Wayne Rudolph still has his father’s 20th Army Air Force uniform and the photos his dad’s reconnaissance squadron took while flying from Tinian in the Northern Mariana Islands on Aug. 6, 1945.
His father was there 70 years ago when Col. Paul Tibbet’s B-29 “Enola Gay” Superfortress returned from dropping the “Little Boy” atomic bomb on Hiroshima, Japan.
And somewhere in the boxes of World War II memorabilia stashed in the closets of Rudolph’s Las Vegas home is a snapshot of the explosion’s aftermath that his dad, Sgt. Francis F. “Rudy” Rudolph, took with a handheld camera from his aerial gunner’s perch.
“They happened to be right by Hiroshima and, ‘Wow,’ there it was,” Wayne Rudolph, 66, said Wednesday, recalling his dad’s image of the purple mushroom cloud.
After Francis Rudolph died in Montana in 1993, Wayne found a “Tinian” booklet in his father’s personal effects. Written by former Army Air Force officer Glenn E. McClure in 1977, a caption for two photos describes the scene his father talked about as the Enola Gay “touches down upon her return to North Field at 2:58 in the afternoon” of Aug. 6, 1945.
For 10 months beginning in September 1944 at the Wendover, Utah airfield, just east of the Nevada state line, Tibbets and his Enola Gay crew of the 20th Army Air Force’s 509th Composite Group, rehearsed the mission they would conduct from Tinian to deliver the first atomic bomb.
The training took place while government scientists for the top-secret Manhattan Project were busy developing the nation’s atomic bombs in Los Alamos, N.M. The effort climaxed with the successful Trinity test of the “Fat Man” bomb design at the White Sands, N.M. proving ground near Alamogordo on July 16, 1945.
Three days after the atomic bombing of Hiroshima, the Fat Man bomb delivered by the B-29 “Bockscar” Superfortress, leveled much of Nagasaki, Japan. Combined, the two bombs resulted in 129,000 immediate deaths with an estimated 250,000 lives lost eventually as a result of blast and radiation injuries.
Morris Jeppson, a weapons officer on board the Enola Gay, said the Hiroshima bombing run flight “turned out to be a milk run.”
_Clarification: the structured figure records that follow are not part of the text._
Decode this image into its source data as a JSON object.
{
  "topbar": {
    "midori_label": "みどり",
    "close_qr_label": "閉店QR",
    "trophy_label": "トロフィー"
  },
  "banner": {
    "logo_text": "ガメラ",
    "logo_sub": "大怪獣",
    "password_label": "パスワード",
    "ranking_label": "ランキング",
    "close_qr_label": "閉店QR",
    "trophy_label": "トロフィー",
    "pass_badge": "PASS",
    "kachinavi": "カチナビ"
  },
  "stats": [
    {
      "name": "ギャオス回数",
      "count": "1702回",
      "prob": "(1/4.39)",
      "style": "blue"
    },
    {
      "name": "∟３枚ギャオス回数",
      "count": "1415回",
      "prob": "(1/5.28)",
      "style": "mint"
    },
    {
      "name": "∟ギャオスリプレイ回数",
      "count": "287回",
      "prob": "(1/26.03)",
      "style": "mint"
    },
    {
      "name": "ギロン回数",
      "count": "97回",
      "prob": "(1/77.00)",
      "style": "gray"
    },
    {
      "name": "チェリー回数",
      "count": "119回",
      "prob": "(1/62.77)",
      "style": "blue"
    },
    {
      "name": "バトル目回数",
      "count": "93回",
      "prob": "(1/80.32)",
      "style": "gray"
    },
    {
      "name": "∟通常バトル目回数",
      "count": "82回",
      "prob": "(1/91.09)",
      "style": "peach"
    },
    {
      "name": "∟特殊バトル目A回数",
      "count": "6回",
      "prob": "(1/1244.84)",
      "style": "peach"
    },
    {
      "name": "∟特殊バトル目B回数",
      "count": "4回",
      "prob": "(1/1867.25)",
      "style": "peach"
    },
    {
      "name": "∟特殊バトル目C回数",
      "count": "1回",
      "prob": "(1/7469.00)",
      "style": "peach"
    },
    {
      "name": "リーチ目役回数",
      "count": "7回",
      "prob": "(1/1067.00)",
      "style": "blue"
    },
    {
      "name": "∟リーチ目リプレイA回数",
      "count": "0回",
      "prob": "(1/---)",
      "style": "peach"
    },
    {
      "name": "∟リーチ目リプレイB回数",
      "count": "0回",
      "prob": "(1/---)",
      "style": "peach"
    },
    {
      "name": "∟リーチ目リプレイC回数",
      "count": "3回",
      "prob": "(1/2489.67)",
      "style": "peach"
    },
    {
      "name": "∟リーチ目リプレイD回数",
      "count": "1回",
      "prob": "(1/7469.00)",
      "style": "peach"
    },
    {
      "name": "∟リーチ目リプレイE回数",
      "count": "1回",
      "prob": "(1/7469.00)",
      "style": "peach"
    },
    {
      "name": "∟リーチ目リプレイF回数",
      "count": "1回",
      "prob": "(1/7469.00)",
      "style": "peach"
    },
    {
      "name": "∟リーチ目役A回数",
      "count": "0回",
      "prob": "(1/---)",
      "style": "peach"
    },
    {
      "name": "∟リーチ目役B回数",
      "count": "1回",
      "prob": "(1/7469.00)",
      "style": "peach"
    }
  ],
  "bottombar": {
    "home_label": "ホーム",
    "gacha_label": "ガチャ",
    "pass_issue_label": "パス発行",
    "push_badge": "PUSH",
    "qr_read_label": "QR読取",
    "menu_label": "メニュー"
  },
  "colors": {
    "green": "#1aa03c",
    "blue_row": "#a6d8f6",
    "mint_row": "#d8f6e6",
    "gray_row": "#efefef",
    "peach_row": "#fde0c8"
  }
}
Jeppson, who died in Las Vegas in 2010, told the Review-Journal in 2005 that the mission was “much easier than what I went through in Europe.”
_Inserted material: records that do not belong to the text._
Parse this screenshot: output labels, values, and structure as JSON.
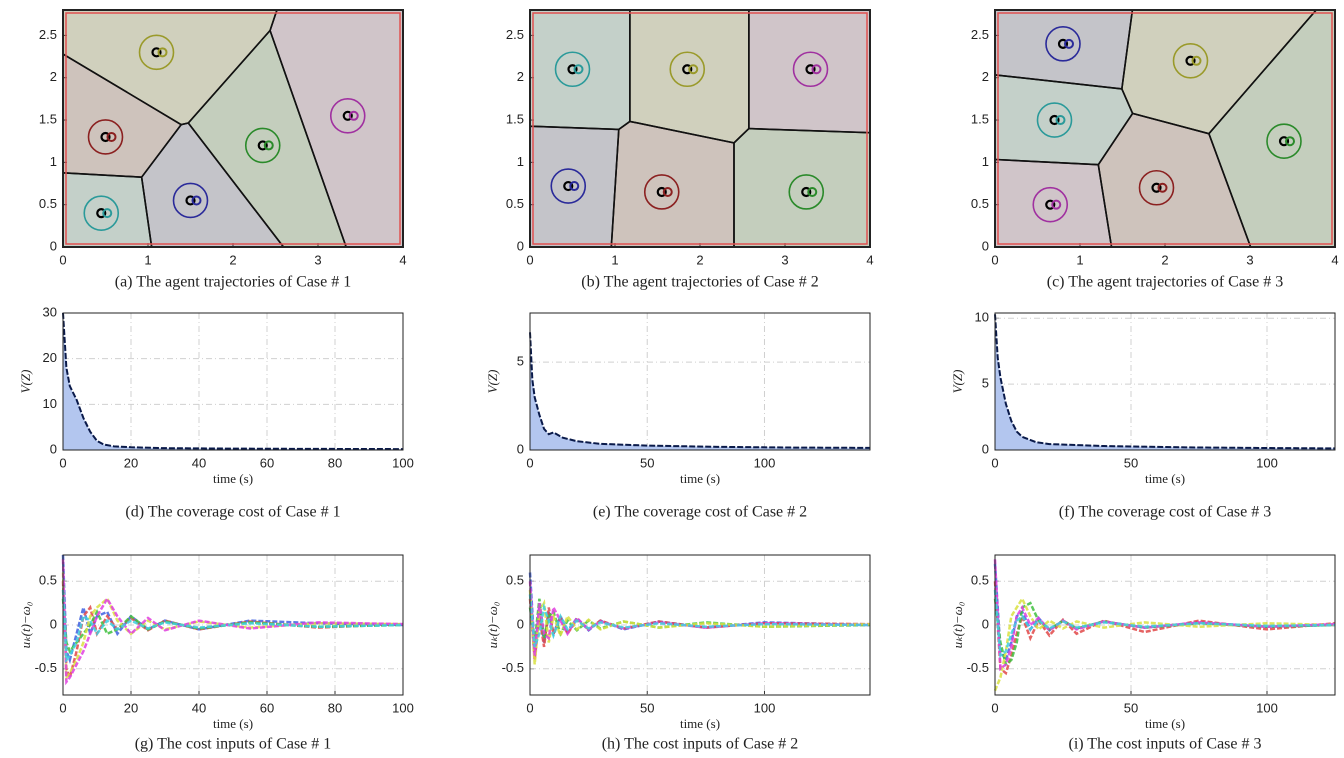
{
  "chart_data": [
    {
      "type": "voronoi",
      "caption": "(a) The agent trajectories of Case # 1",
      "x": [
        1.1,
        0.5,
        2.35,
        3.35,
        1.5,
        0.45
      ],
      "y": [
        2.3,
        1.3,
        1.2,
        1.55,
        0.55,
        0.4
      ],
      "colors": [
        "#9a9a2a",
        "#8b2020",
        "#2a8a2a",
        "#a030a0",
        "#2a2a9a",
        "#2a9a9a"
      ],
      "xlim": [
        0,
        4
      ],
      "ylim": [
        0,
        2.8
      ],
      "xticks": [
        0,
        1,
        2,
        3,
        4
      ],
      "yticks": [
        0,
        0.5,
        1,
        1.5,
        2,
        2.5
      ]
    },
    {
      "type": "voronoi",
      "caption": "(b) The agent trajectories of Case # 2",
      "x": [
        0.5,
        1.85,
        3.3,
        0.45,
        1.55,
        3.25
      ],
      "y": [
        2.1,
        2.1,
        2.1,
        0.72,
        0.65,
        0.65
      ],
      "colors": [
        "#2a9a9a",
        "#9a9a2a",
        "#a030a0",
        "#2a2a9a",
        "#8b2020",
        "#2a8a2a"
      ],
      "xlim": [
        0,
        4
      ],
      "ylim": [
        0,
        2.8
      ],
      "xticks": [
        0,
        1,
        2,
        3,
        4
      ],
      "yticks": [
        0,
        0.5,
        1,
        1.5,
        2,
        2.5
      ]
    },
    {
      "type": "voronoi",
      "caption": "(c) The agent trajectories of Case # 3",
      "x": [
        0.8,
        0.7,
        2.3,
        3.4,
        0.65,
        1.9
      ],
      "y": [
        2.4,
        1.5,
        2.2,
        1.25,
        0.5,
        0.7
      ],
      "colors": [
        "#2a2a9a",
        "#2a9a9a",
        "#9a9a2a",
        "#2a8a2a",
        "#a030a0",
        "#8b2020"
      ],
      "xlim": [
        0,
        4
      ],
      "ylim": [
        0,
        2.8
      ],
      "xticks": [
        0,
        1,
        2,
        3,
        4
      ],
      "yticks": [
        0,
        0.5,
        1,
        1.5,
        2,
        2.5
      ]
    },
    {
      "type": "area",
      "caption": "(d) The coverage cost of Case # 1",
      "ylabel": "V(Z)",
      "xlabel": "time (s)",
      "x": [
        0,
        1,
        2,
        4,
        6,
        8,
        10,
        12,
        15,
        20,
        30,
        50,
        70,
        100
      ],
      "values": [
        30,
        18,
        14,
        11,
        7,
        4,
        2,
        1.2,
        0.8,
        0.6,
        0.4,
        0.3,
        0.25,
        0.2
      ],
      "color": "#b3c6ef",
      "line_color": "#0a1a4a",
      "xlim": [
        0,
        100
      ],
      "ylim": [
        0,
        30
      ],
      "xticks": [
        0,
        20,
        40,
        60,
        80,
        100
      ],
      "yticks": [
        0,
        10,
        20,
        30
      ],
      "grid": true
    },
    {
      "type": "area",
      "caption": "(e) The coverage cost of Case # 2",
      "ylabel": "V(Z)",
      "xlabel": "time (s)",
      "x": [
        0,
        1,
        2,
        4,
        6,
        8,
        10,
        14,
        20,
        30,
        50,
        80,
        110,
        145
      ],
      "values": [
        6.7,
        4,
        3,
        2,
        1.2,
        0.9,
        1.0,
        0.7,
        0.5,
        0.35,
        0.25,
        0.18,
        0.14,
        0.12
      ],
      "color": "#b3c6ef",
      "line_color": "#0a1a4a",
      "xlim": [
        0,
        145
      ],
      "ylim": [
        0,
        7.8
      ],
      "xticks": [
        0,
        50,
        100
      ],
      "yticks": [
        0,
        5
      ],
      "grid": true
    },
    {
      "type": "area",
      "caption": "(f) The coverage cost of Case # 3",
      "ylabel": "V(Z)",
      "xlabel": "time (s)",
      "x": [
        0,
        1,
        2,
        4,
        6,
        8,
        10,
        15,
        20,
        40,
        70,
        100,
        125
      ],
      "values": [
        10.3,
        7,
        5.5,
        3.5,
        2.2,
        1.4,
        1,
        0.6,
        0.45,
        0.3,
        0.2,
        0.15,
        0.12
      ],
      "color": "#b3c6ef",
      "line_color": "#0a1a4a",
      "xlim": [
        0,
        125
      ],
      "ylim": [
        0,
        10.4
      ],
      "xticks": [
        0,
        50,
        100
      ],
      "yticks": [
        0,
        5,
        10
      ],
      "grid": true
    },
    {
      "type": "line",
      "caption": "(g) The cost inputs of Case # 1",
      "ylabel": "uₖ(t)−ω₀",
      "xlabel": "time (s)",
      "x": [
        0,
        1,
        2,
        4,
        6,
        8,
        10,
        13,
        16,
        20,
        25,
        30,
        40,
        55,
        75,
        100
      ],
      "series": [
        {
          "color": "#4060e0",
          "values": [
            0.8,
            -0.3,
            -0.4,
            -0.1,
            0.2,
            -0.1,
            0.1,
            0.15,
            -0.1,
            0.1,
            -0.05,
            0.05,
            -0.05,
            0.05,
            0.02,
            0.0
          ]
        },
        {
          "color": "#e04848",
          "values": [
            0.5,
            -0.5,
            -0.6,
            -0.3,
            0.1,
            0.2,
            -0.1,
            0.1,
            -0.05,
            0.08,
            -0.06,
            0.05,
            -0.05,
            0.04,
            -0.03,
            0.01
          ]
        },
        {
          "color": "#40c040",
          "values": [
            0.3,
            -0.2,
            -0.3,
            -0.2,
            -0.1,
            0.0,
            0.15,
            -0.1,
            -0.05,
            0.1,
            -0.05,
            0.04,
            -0.04,
            0.03,
            -0.02,
            0.0
          ]
        },
        {
          "color": "#d8e040",
          "values": [
            0.6,
            -0.6,
            -0.55,
            -0.4,
            -0.2,
            0.1,
            0.2,
            0.3,
            0.05,
            -0.1,
            0.05,
            -0.05,
            0.04,
            -0.03,
            0.02,
            0.01
          ]
        },
        {
          "color": "#e040e0",
          "values": [
            0.75,
            -0.65,
            -0.6,
            -0.45,
            -0.3,
            -0.1,
            0.1,
            0.3,
            0.1,
            -0.1,
            0.08,
            -0.06,
            0.05,
            -0.04,
            0.03,
            0.01
          ]
        },
        {
          "color": "#40d0e0",
          "values": [
            0.4,
            -0.4,
            -0.35,
            -0.2,
            0.1,
            0.05,
            -0.1,
            0.05,
            -0.05,
            0.05,
            -0.04,
            0.03,
            -0.03,
            0.02,
            -0.02,
            0.0
          ]
        }
      ],
      "xlim": [
        0,
        100
      ],
      "ylim": [
        -0.8,
        0.8
      ],
      "xticks": [
        0,
        20,
        40,
        60,
        80,
        100
      ],
      "yticks": [
        -0.5,
        0,
        0.5
      ],
      "grid": true
    },
    {
      "type": "line",
      "caption": "(h) The cost inputs of Case # 2",
      "ylabel": "uₖ(t)−ω₀",
      "xlabel": "time (s)",
      "x": [
        0,
        2,
        4,
        6,
        8,
        10,
        13,
        16,
        20,
        25,
        30,
        40,
        55,
        75,
        100,
        145
      ],
      "series": [
        {
          "color": "#4060e0",
          "values": [
            0.6,
            -0.3,
            0.2,
            -0.2,
            0.15,
            -0.1,
            0.1,
            -0.08,
            0.08,
            -0.06,
            0.05,
            -0.05,
            0.04,
            -0.03,
            0.03,
            0.0
          ]
        },
        {
          "color": "#e04848",
          "values": [
            0.3,
            -0.4,
            0.1,
            -0.25,
            0.2,
            -0.1,
            0.08,
            -0.1,
            0.06,
            -0.05,
            0.05,
            -0.04,
            0.04,
            -0.03,
            0.02,
            0.01
          ]
        },
        {
          "color": "#40c040",
          "values": [
            0.2,
            -0.2,
            0.3,
            -0.15,
            0.1,
            0.15,
            -0.1,
            0.05,
            -0.06,
            0.05,
            -0.04,
            0.04,
            -0.03,
            0.03,
            -0.02,
            0.0
          ]
        },
        {
          "color": "#d8e040",
          "values": [
            0.4,
            -0.45,
            0.15,
            0.25,
            -0.2,
            0.1,
            -0.12,
            0.1,
            -0.05,
            0.06,
            -0.05,
            0.04,
            -0.03,
            0.02,
            -0.02,
            0.01
          ]
        },
        {
          "color": "#e040e0",
          "values": [
            0.5,
            -0.35,
            0.25,
            -0.1,
            -0.15,
            0.2,
            0.05,
            -0.1,
            0.08,
            -0.05,
            0.04,
            -0.04,
            0.03,
            -0.03,
            0.02,
            0.0
          ]
        },
        {
          "color": "#40d0e0",
          "values": [
            0.35,
            -0.25,
            -0.1,
            0.2,
            0.05,
            -0.12,
            0.1,
            -0.05,
            0.05,
            -0.04,
            0.03,
            -0.03,
            0.02,
            -0.02,
            0.01,
            0.0
          ]
        }
      ],
      "xlim": [
        0,
        145
      ],
      "ylim": [
        -0.8,
        0.8
      ],
      "xticks": [
        0,
        50,
        100
      ],
      "yticks": [
        -0.5,
        0,
        0.5
      ],
      "grid": true
    },
    {
      "type": "line",
      "caption": "(i) The cost inputs of Case # 3",
      "ylabel": "uₖ(t)−ω₀",
      "xlabel": "time (s)",
      "x": [
        0,
        2,
        4,
        6,
        8,
        10,
        13,
        16,
        20,
        25,
        30,
        40,
        55,
        75,
        100,
        125
      ],
      "series": [
        {
          "color": "#4060e0",
          "values": [
            0.7,
            -0.3,
            -0.4,
            -0.2,
            0.1,
            0.15,
            -0.05,
            0.08,
            -0.06,
            0.05,
            -0.04,
            0.04,
            -0.03,
            0.03,
            -0.02,
            0.0
          ]
        },
        {
          "color": "#e04848",
          "values": [
            0.5,
            -0.5,
            -0.55,
            -0.35,
            -0.1,
            0.1,
            -0.15,
            0.05,
            -0.12,
            0.06,
            -0.1,
            0.05,
            -0.08,
            0.05,
            -0.05,
            0.02
          ]
        },
        {
          "color": "#40c040",
          "values": [
            0.3,
            -0.2,
            -0.45,
            -0.4,
            -0.2,
            0.2,
            0.25,
            0.05,
            -0.05,
            0.05,
            -0.04,
            0.04,
            -0.03,
            0.02,
            -0.02,
            0.0
          ]
        },
        {
          "color": "#d8e040",
          "values": [
            -0.75,
            -0.6,
            -0.3,
            0.1,
            0.2,
            0.3,
            0.1,
            -0.05,
            0.05,
            -0.04,
            0.04,
            -0.03,
            0.03,
            -0.02,
            0.02,
            0.0
          ]
        },
        {
          "color": "#e040e0",
          "values": [
            0.75,
            -0.5,
            -0.45,
            -0.25,
            0.1,
            0.2,
            0.0,
            0.08,
            -0.06,
            0.05,
            -0.05,
            0.04,
            -0.03,
            0.03,
            -0.02,
            0.01
          ]
        },
        {
          "color": "#40d0e0",
          "values": [
            0.4,
            -0.35,
            -0.3,
            -0.1,
            0.05,
            0.1,
            -0.05,
            0.05,
            -0.04,
            0.04,
            -0.03,
            0.03,
            -0.02,
            0.02,
            -0.01,
            0.0
          ]
        }
      ],
      "xlim": [
        0,
        125
      ],
      "ylim": [
        -0.8,
        0.8
      ],
      "xticks": [
        0,
        50,
        100
      ],
      "yticks": [
        -0.5,
        0,
        0.5
      ],
      "grid": true
    }
  ]
}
Tibbets, who died in 2007, said he struggled to get the Enola Gay under control after the plane lunged upward when the 10,000-pound bomb was released. He put the B-29 in a steep dive to escape the blast.
A minute after the explosion, the first shock wave rocked the Enola Gay.
“It really whacked us,” he recalled for a story on the 60th anniversary of the Hiroshima bombing.
Wayne Rudolph said his dad seldom talked about how he felt after the August 1945 events.
“One time he said he felt it was necessary because so many Americans and Japanese would have been killed from invading Japan,” he said. “That was the propaganda at the time. It was a horrendous bomb and that’s what the American government was saying and he was just parroting that.”